MEDICAL APPLICATIONS

When devices rely on sensor data, timing should remain stable across operating modes and software load. FPGA-based data paths keep sampling and processing consistent and easier to validate.

    •  Sampling stays consistent across multiple channels

    •  Latency stays predictable from input to output

    •  System behavior stays defined with optional supervision logic

Typical Use Cases in Medical Devices

Multi-Channel Bio-Signal Front-Ends for Medical Devices and Wearables

Multi-sensor bio-signal products often struggle with timing integrity: channels are not perfectly aligned, latency varies with system load and artifacts are harder to separate when sampling is inconsistent. FPGA-based front-ends enable deterministic multi-channel acquisition with tight synchronization and precise timestamping close to the electrodes/sensors. This stabilizes downstream processing and improves repeatability across devices and operating modes. Where needed, the complete front-end (sensor selection, analog conditioning, ADC architecture and synchronization concept) can be developed as an integrated subsystem.

Fixed-Latency Conditioning for Diagnostics and Control

In diagnostics and assistive systems, the value often depends on reproducible timing: filters, gating, triggering and feature extraction should behave identically across runs and system states. FPGA-based pipelines provide fixed-latency signal conditioning and event detection independent of CPU scheduling, enabling consistent measurements and reliable real-time behavior. This can reduce host processing load and data bandwidth while keeping the signal chain verifiable. The processing scope is typically focused on timing-critical stages; higher-level analytics remain on the main compute platform.

High-Throughput Sensor Interfaces for Imaging-Based Devices

Imaging-oriented medical products are frequently limited by data movement and deterministic capture rather than compute: stable sensor readout, framing and sustained streaming determine whether the pipeline remains reliable. FPGA-based interfaces implement timing-accurate readout, synchronization to triggers and robust buffering/monitoring to protect the host from data-rate spikes. This provides a predictable foundation for host-side processing and shortens integration risk when sensor links and timing are non-trivial. The emphasis is on deterministic acquisition and transport, not on claiming full image-processing IP.
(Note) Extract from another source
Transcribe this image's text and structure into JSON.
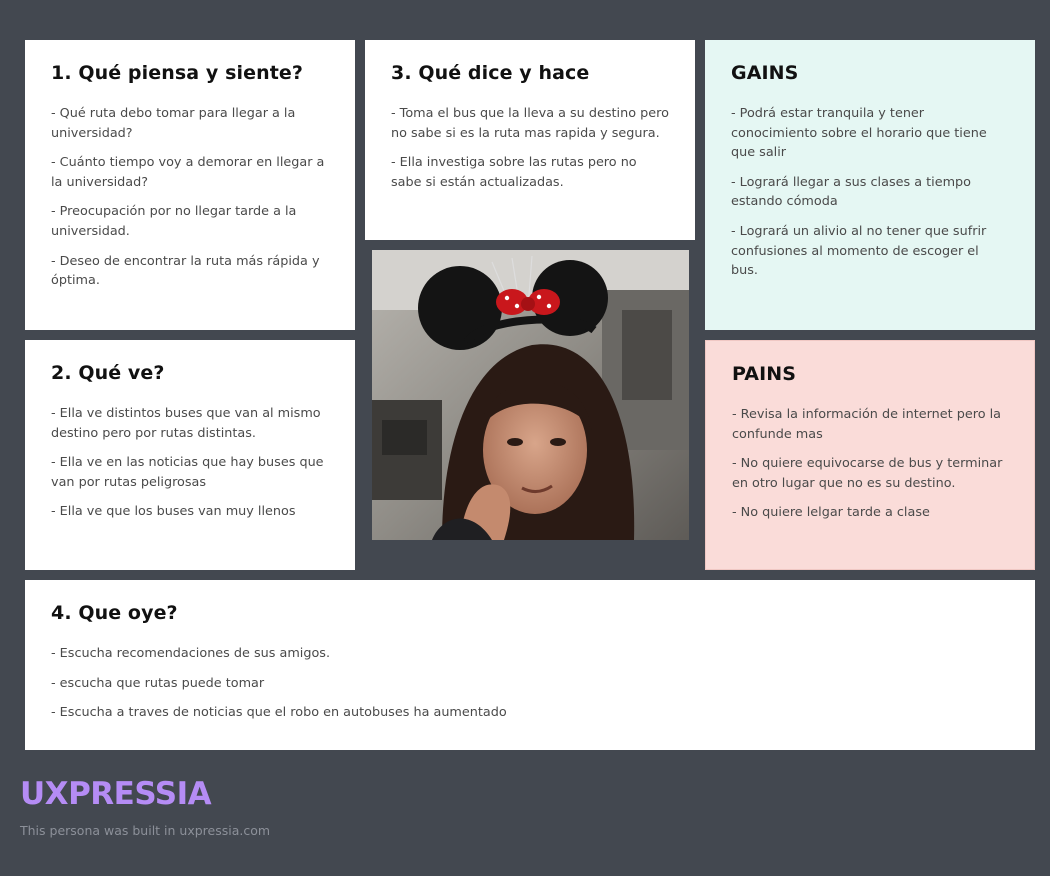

Hardware Supervision and Defined Safe-State Behavior

Systems that interact with humans benefit from an independent, deterministic supervision layer: limit violations, plausibility faults and loss-of-control conditions should lead to defined states that do not depend on OS behavior or main CPU load. FPGA-based supervision implements watchdogs, interlocks, limit checks and inhibit paths with well-defined reset and power-up behavior. This separation reduces common-mode failures between application software and protective reactions and makes fault handling measurable during verification. The result is clearer system behavior under fault conditions and simpler integration of safety-relevant functions.